Melanie Georger was alone in the single-engine Cessna she was piloting when she went down in a nearby highway, the Niagara County Sheriff's Office said in a statement.
The Federal Aviation Administration and National Transportation Safety Board are investigating to determine the cause of the crash.
Georger, of Towanda, New York, was "on the cusp" of becoming a commercial airline pilot, her father said in a statement on Facebook after the crash Saturday.
"Friends and family, my life as I know it ended today.
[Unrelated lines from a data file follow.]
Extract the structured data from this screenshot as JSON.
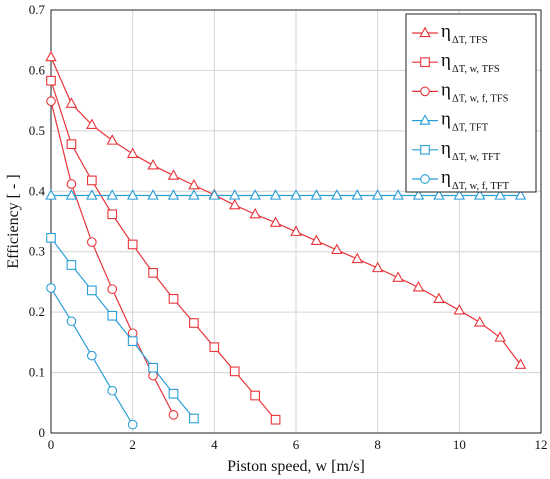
{
  "chart_data": {
    "type": "line",
    "xlabel": "Piston speed, w [m/s]",
    "ylabel": "Efficiency [ - ]",
    "xlim": [
      0,
      12
    ],
    "ylim": [
      0,
      0.7
    ],
    "xticks": [
      "0",
      "2",
      "4",
      "6",
      "8",
      "10",
      "12"
    ],
    "yticks": [
      "0",
      "0.1",
      "0.2",
      "0.3",
      "0.4",
      "0.5",
      "0.6",
      "0.7"
    ],
    "grid": true,
    "legend_position": "top-right",
    "series": [
      {
        "symbol": "η",
        "subscript": "ΔT, TFS",
        "color": "#e8353a",
        "marker": "triangle",
        "points": [
          [
            0,
            0.622
          ],
          [
            0.5,
            0.545
          ],
          [
            1,
            0.51
          ],
          [
            1.5,
            0.484
          ],
          [
            2,
            0.462
          ],
          [
            2.5,
            0.443
          ],
          [
            3,
            0.426
          ],
          [
            3.5,
            0.41
          ],
          [
            4,
            0.394
          ],
          [
            4.5,
            0.377
          ],
          [
            5,
            0.362
          ],
          [
            5.5,
            0.348
          ],
          [
            6,
            0.333
          ],
          [
            6.5,
            0.318
          ],
          [
            7,
            0.303
          ],
          [
            7.5,
            0.288
          ],
          [
            8,
            0.273
          ],
          [
            8.5,
            0.257
          ],
          [
            9,
            0.241
          ],
          [
            9.5,
            0.222
          ],
          [
            10,
            0.203
          ],
          [
            10.5,
            0.183
          ],
          [
            11,
            0.158
          ],
          [
            11.5,
            0.113
          ]
        ]
      },
      {
        "symbol": "η",
        "subscript": "ΔT, w, TFS",
        "color": "#e8353a",
        "marker": "square",
        "points": [
          [
            0,
            0.583
          ],
          [
            0.5,
            0.478
          ],
          [
            1,
            0.418
          ],
          [
            1.5,
            0.362
          ],
          [
            2,
            0.312
          ],
          [
            2.5,
            0.265
          ],
          [
            3,
            0.222
          ],
          [
            3.5,
            0.182
          ],
          [
            4,
            0.142
          ],
          [
            4.5,
            0.102
          ],
          [
            5,
            0.062
          ],
          [
            5.5,
            0.022
          ]
        ]
      },
      {
        "symbol": "η",
        "subscript": "ΔT, w, f, TFS",
        "color": "#e8353a",
        "marker": "circle",
        "points": [
          [
            0,
            0.549
          ],
          [
            0.5,
            0.412
          ],
          [
            1,
            0.316
          ],
          [
            1.5,
            0.238
          ],
          [
            2,
            0.165
          ],
          [
            2.5,
            0.095
          ],
          [
            3,
            0.03
          ]
        ]
      },
      {
        "symbol": "η",
        "subscript": "ΔT, TFT",
        "color": "#2a9fd6",
        "marker": "triangle",
        "points": [
          [
            0,
            0.393
          ],
          [
            0.5,
            0.393
          ],
          [
            1,
            0.393
          ],
          [
            1.5,
            0.393
          ],
          [
            2,
            0.393
          ],
          [
            2.5,
            0.393
          ],
          [
            3,
            0.393
          ],
          [
            3.5,
            0.393
          ],
          [
            4,
            0.393
          ],
          [
            4.5,
            0.393
          ],
          [
            5,
            0.393
          ],
          [
            5.5,
            0.393
          ],
          [
            6,
            0.393
          ],
          [
            6.5,
            0.393
          ],
          [
            7,
            0.393
          ],
          [
            7.5,
            0.393
          ],
          [
            8,
            0.393
          ],
          [
            8.5,
            0.393
          ],
          [
            9,
            0.393
          ],
          [
            9.5,
            0.393
          ],
          [
            10,
            0.393
          ],
          [
            10.5,
            0.393
          ],
          [
            11,
            0.393
          ],
          [
            11.5,
            0.393
          ]
        ]
      },
      {
        "symbol": "η",
        "subscript": "ΔT, w, TFT",
        "color": "#2a9fd6",
        "marker": "square",
        "points": [
          [
            0,
            0.323
          ],
          [
            0.5,
            0.278
          ],
          [
            1,
            0.236
          ],
          [
            1.5,
            0.194
          ],
          [
            2,
            0.152
          ],
          [
            2.5,
            0.108
          ],
          [
            3,
            0.065
          ],
          [
            3.5,
            0.024
          ]
        ]
      },
      {
        "symbol": "η",
        "subscript": "ΔT, w, f, TFT",
        "color": "#2a9fd6",
        "marker": "circle",
        "points": [
          [
            0,
            0.24
          ],
          [
            0.5,
            0.185
          ],
          [
            1,
            0.128
          ],
          [
            1.5,
            0.07
          ],
          [
            2,
            0.014
          ]
        ]
      }
    ]
  }
}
My beloved daughter, my best friend and one of the two lights of my life passed away suddenly today," wrote Paul Georger. "Melanie was a pilot, on the cusp of realizing her dream to fly for the airlines."
She was "doing what she loved, flying for a local skydiving company when her plane crashed," he added.
One of the skydivers called escaping death while Georger did not "surreal."
"Why didn't it happen when I was up there? Why didn't it happen when we were all on the plane?" first-time jumper Jeffrey Walker wondered in an interview with the Associated Press.
He told CBS affiliate WIVB: "For some reason, God left me on Earth and I'm just blessed to still be around. It's just an eerie feeling that I was on that plane literally a half-hour before it crashed."
He said Georger encouraged him before his jump, giving him confidence.
"I give her props for wanting to do what she was doing," he said.
Her father wrote: "My life is much darker today and will remain so for a long time. To my tweety pie, my girlie, my beloved and my heart, I'm already looking forward to the day that we reunite and I will have a huge hole in my heart and a never-ending ache until then."